Sejm uchwalił w środę nowelizację ustawy o Sądzie Najwyższym, przewidującą umożliwienie sędziom Sądu Najwyższego i Naczelnego Sądu Administracyjnego, którzy przeszli w stan spoczynku po osiągnięciu 65. roku życia, powrotu do pełnienia urzędu. Sejm przyjął też poprawkę zaproponowaną przez klub PiS. Przewiduje ona umorzenie postępowań ws. ustalenia istnienia stosunku służbowego wobec sędziów, którzy powrócą do sprawowania urzędu w SN, gdyż ich służba uznana zostaje za nieprzerwaną.
Ast pytany przez dziennikarzy, czy nowelizacja ustawy o SN nie była za szybko procedowana w Sejmie, odpowiedział: "Trzeba szybko działać, skoro jest postanowienie zabezpieczające i jest oczekiwanie, żeby to polecenie wykonać". Na uwagę dziennikarza, że jest ono od miesiąca, powiedział: "Dlatego też zapowiedzieliśmy, że to chwilę musi potrwać, bo trzeba przygotować projekt (noweli) ustawy". "Cały czas mówiliśmy, że chodzi o to, że wprost tego postanowienia stosować nie można, musi być projekt nowelizacji i dzisiaj się to zmaterializowało" - dodał.

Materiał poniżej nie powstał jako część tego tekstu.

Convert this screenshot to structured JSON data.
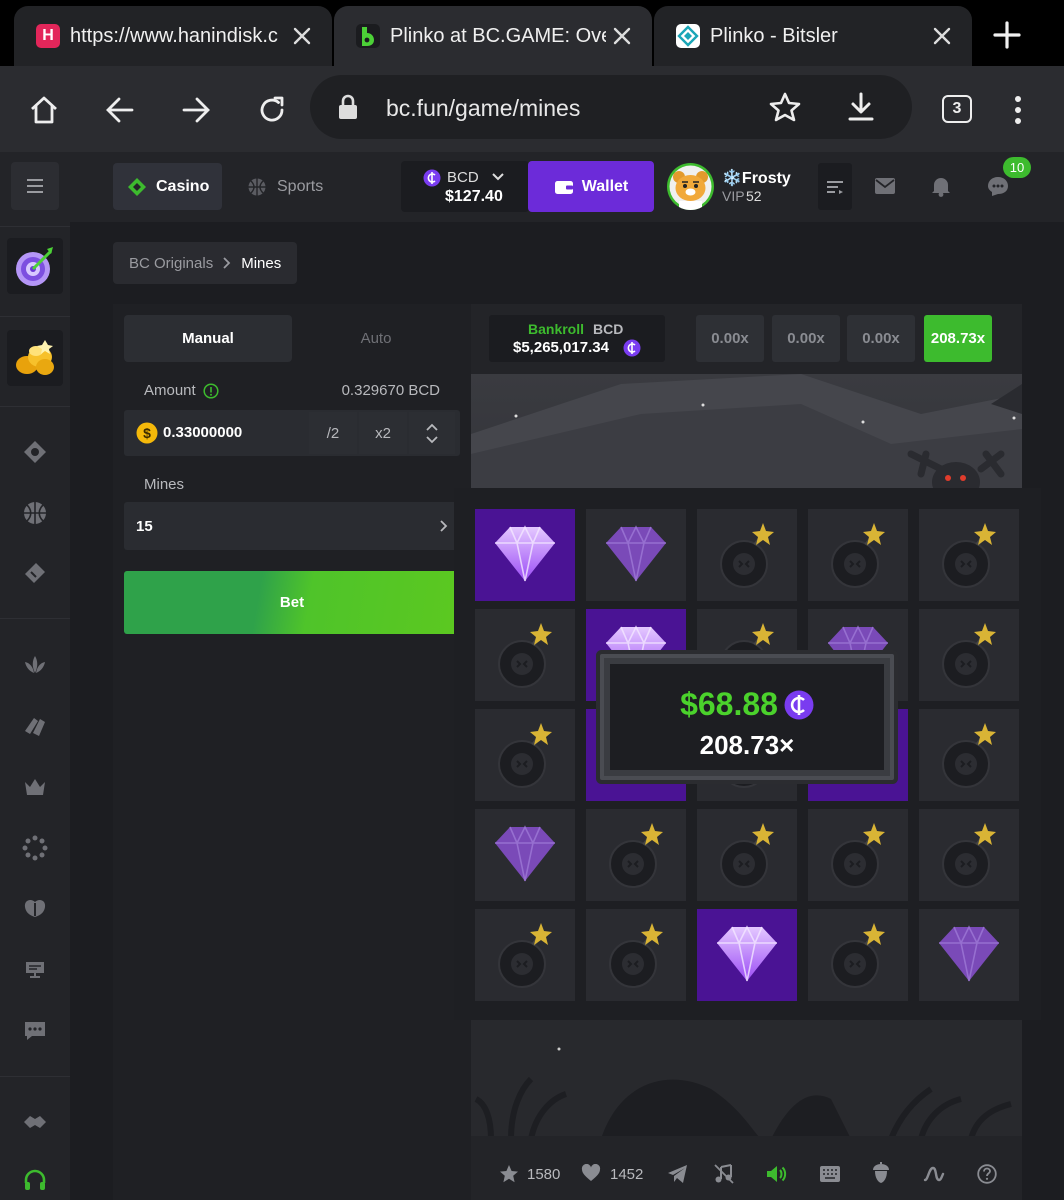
{
  "browser": {
    "tabs": [
      {
        "title": "https://www.hanindisk.c",
        "favicon_letter": "H",
        "favicon_color": "#e3265a"
      },
      {
        "title": "Plinko at BC.GAME: Ove",
        "favicon_letter": "b",
        "favicon_color": "#1b1c1f"
      },
      {
        "title": "Plinko - Bitsler",
        "favicon_letter": "",
        "favicon_color": "#ffffff"
      }
    ],
    "url": "bc.fun/game/mines",
    "tab_count": "3"
  },
  "header": {
    "casino": "Casino",
    "sports": "Sports",
    "currency": "BCD",
    "balance": "$127.40",
    "wallet": "Wallet",
    "username": "❄️Frosty",
    "vip": "VIP",
    "vip_level": "52",
    "chat_badge": "10"
  },
  "breadcrumb": {
    "parent": "BC Originals",
    "current": "Mines"
  },
  "controls": {
    "tab_manual": "Manual",
    "tab_auto": "Auto",
    "amount_label": "Amount",
    "amount_converted": "0.329670 BCD",
    "amount_value": "0.33000000",
    "half": "/2",
    "double": "x2",
    "mines_label": "Mines",
    "mines_value": "15",
    "bet": "Bet"
  },
  "bankroll": {
    "label": "Bankroll",
    "currency": "BCD",
    "value": "$5,265,017.34"
  },
  "multipliers": [
    "0.00x",
    "0.00x",
    "0.00x",
    "208.73x"
  ],
  "win": {
    "amount": "$68.88",
    "multiplier": "208.73×"
  },
  "board": [
    [
      "gem-active",
      "gem",
      "bomb",
      "bomb",
      "bomb"
    ],
    [
      "bomb",
      "gem-active",
      "bomb",
      "gem",
      "bomb"
    ],
    [
      "bomb",
      "gem-active",
      "bomb",
      "gem-active",
      "bomb"
    ],
    [
      "gem",
      "bomb",
      "bomb",
      "bomb",
      "bomb"
    ],
    [
      "bomb",
      "bomb",
      "gem-active",
      "bomb",
      "gem"
    ]
  ],
  "footer": {
    "favorites": "1580",
    "likes": "1452"
  },
  "colors": {
    "green": "#3dbb2e",
    "purple": "#6c2bd9",
    "tile_revealed": "#4a1394",
    "win_green": "#4bd22c"
  }
}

Dopytywany, czy przyjęcie nowelizacji w tak krótkim czasie "jest poważne", Ast odpowiedział: "Przed chwilą państwo mówiliście, że cały miesiąc trzeba było czekać na projekt, projekt (został) dopracowany i dzięki temu można go było szybko uchwalić".
Ast pytany, czy nowelizacja ustawy o SN usatysfakcjonuje TSUE, powiedział: "Jestem o tym przekonany. Myślę, że to załatwia sprawę z Komisją Europejską".